Why did Green choose Gidion’s Knot for production? First, she said, was her desire to follow several large-cast productions at USF with something on a smaller scale. But beyond that, there was the all-too-relevant subject of student suicide. The topic was on her mind because of all the information she has received about warning signs, and about suicide being very prevalent between 18-to-25-year-olds.
“But it was the first time that I thought about, oh my gosh, elementary school!” Green countered. “It’s filtering down.”
Along with its crucial subject matter, Green thought the play would offer a great opportunity to showcase two female leads.
“Of course, it gave me the opportunity to double-cast again, because I like to do that,” she effused.
Gidion’s Knot will be acted by two teams alternating at different performances — Selena Frye and Amanda Zappia on one team, Danielle James and Vanessa Watson on the other.
Green has also organized pre-show entertainment that explores issues discussed in the play. Following her usual wish to find “a community engagement element” in plays that she directs, she contacted some middle school teachers, asked them to read Gidion’s Knot and then provide prompts for students to write essays, poems, and stories about bullying and suicide. Two performers who are not in the play, a male and a female, will read the writings that the students submitted.
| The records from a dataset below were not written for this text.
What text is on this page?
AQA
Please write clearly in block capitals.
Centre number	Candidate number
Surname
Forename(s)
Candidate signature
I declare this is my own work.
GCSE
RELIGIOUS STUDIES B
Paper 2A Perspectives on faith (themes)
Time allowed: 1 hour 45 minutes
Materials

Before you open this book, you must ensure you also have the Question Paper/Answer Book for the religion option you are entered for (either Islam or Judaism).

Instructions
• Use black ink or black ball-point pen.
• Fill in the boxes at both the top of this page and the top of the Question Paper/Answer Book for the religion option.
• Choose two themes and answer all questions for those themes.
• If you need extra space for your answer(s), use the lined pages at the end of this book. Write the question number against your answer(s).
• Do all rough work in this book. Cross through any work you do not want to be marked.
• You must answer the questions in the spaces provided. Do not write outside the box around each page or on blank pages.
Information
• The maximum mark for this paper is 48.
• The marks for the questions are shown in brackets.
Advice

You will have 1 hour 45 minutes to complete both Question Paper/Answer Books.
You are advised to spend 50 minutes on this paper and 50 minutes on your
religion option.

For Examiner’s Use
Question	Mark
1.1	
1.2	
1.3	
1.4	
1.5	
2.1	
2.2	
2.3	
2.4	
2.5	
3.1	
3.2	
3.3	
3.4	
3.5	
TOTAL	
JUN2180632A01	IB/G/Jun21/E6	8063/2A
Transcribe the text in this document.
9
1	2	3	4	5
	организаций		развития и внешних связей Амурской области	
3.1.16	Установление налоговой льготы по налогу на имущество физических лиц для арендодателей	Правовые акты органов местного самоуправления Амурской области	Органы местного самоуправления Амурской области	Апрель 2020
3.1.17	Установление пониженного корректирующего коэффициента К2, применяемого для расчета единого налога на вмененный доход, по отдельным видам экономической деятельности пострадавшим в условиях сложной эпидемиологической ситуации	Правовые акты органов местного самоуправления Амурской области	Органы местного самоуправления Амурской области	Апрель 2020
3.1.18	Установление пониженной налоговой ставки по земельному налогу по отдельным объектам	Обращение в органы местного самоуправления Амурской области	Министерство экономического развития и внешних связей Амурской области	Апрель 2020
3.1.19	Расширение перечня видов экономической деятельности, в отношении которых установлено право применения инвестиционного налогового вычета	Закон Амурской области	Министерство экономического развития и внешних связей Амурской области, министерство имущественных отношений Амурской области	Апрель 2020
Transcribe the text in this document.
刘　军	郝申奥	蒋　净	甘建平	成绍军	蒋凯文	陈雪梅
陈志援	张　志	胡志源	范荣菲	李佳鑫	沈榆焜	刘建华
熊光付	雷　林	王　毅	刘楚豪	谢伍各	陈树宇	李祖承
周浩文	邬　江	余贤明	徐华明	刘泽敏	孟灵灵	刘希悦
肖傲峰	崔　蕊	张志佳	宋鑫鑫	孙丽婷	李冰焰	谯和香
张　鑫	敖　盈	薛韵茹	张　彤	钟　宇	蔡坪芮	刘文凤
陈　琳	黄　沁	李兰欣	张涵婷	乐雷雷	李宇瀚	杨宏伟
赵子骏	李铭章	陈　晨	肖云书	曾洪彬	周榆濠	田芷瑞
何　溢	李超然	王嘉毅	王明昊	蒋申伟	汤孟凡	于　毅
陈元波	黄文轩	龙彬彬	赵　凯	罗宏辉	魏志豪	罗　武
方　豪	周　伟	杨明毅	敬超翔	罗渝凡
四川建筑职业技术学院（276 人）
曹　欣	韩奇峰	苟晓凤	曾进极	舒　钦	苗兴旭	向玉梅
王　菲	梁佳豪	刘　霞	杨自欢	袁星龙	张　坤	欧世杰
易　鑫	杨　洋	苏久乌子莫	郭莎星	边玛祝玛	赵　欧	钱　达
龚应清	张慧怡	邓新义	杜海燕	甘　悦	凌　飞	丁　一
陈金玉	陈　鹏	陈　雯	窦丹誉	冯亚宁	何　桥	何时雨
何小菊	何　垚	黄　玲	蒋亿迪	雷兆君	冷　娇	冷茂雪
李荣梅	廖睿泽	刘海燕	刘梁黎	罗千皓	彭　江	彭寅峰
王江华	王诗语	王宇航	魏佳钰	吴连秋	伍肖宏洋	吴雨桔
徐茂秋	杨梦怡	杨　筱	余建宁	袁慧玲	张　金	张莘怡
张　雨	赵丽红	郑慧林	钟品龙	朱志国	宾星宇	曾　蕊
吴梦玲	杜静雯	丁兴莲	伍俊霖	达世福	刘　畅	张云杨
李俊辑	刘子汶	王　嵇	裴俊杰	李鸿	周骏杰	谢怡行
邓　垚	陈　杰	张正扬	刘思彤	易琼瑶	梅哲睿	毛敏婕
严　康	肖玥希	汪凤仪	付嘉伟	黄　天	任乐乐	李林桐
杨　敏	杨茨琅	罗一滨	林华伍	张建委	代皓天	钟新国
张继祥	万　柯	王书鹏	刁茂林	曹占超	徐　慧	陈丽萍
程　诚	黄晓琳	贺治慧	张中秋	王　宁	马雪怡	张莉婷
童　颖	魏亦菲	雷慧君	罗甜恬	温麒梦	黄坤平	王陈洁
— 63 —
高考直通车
Further, Green worked with a dance professor at USF who had created two 10-minute PSA dance videos about bullying and suicide; these will be shown in the theater lobby before the show.
“The real fact is, when we send our kids out of the door, if anybody spends eight hours with your kid, they spend more time with your kid than you do,” said Green. “And so there are things that they know about your kid that you possibly don’t know. And there are things that teachers figure, based on a kid’s behavior, that lead them to make assumptions about home. And I think all of that is quite interesting.”
But there’s another reason adults might find Gidion’s Knot relevant (Green judges that ninth-graders and older might also benefit): “I think this allows us to open the door to talk about what we mean when we say ‘freedom of speech,’ and how we have to own what comes out of our mouth,” she told me. Also, a key concept in the play is how the deceased student “self-identified” — sexually, at least — and this is a burning question in a contemporary society where “we get to say who we are.”
In fact, Green said, the strength of the play is that, even with its “microscopic” details, it allows us to extrapolate to other issues that might be roiling in any one of us.
A warning: Gidion’s Knot contains profanity and graphic descriptions of violence. It’s not for young children.
But if Green is right, it may “open the door for continued conversation.”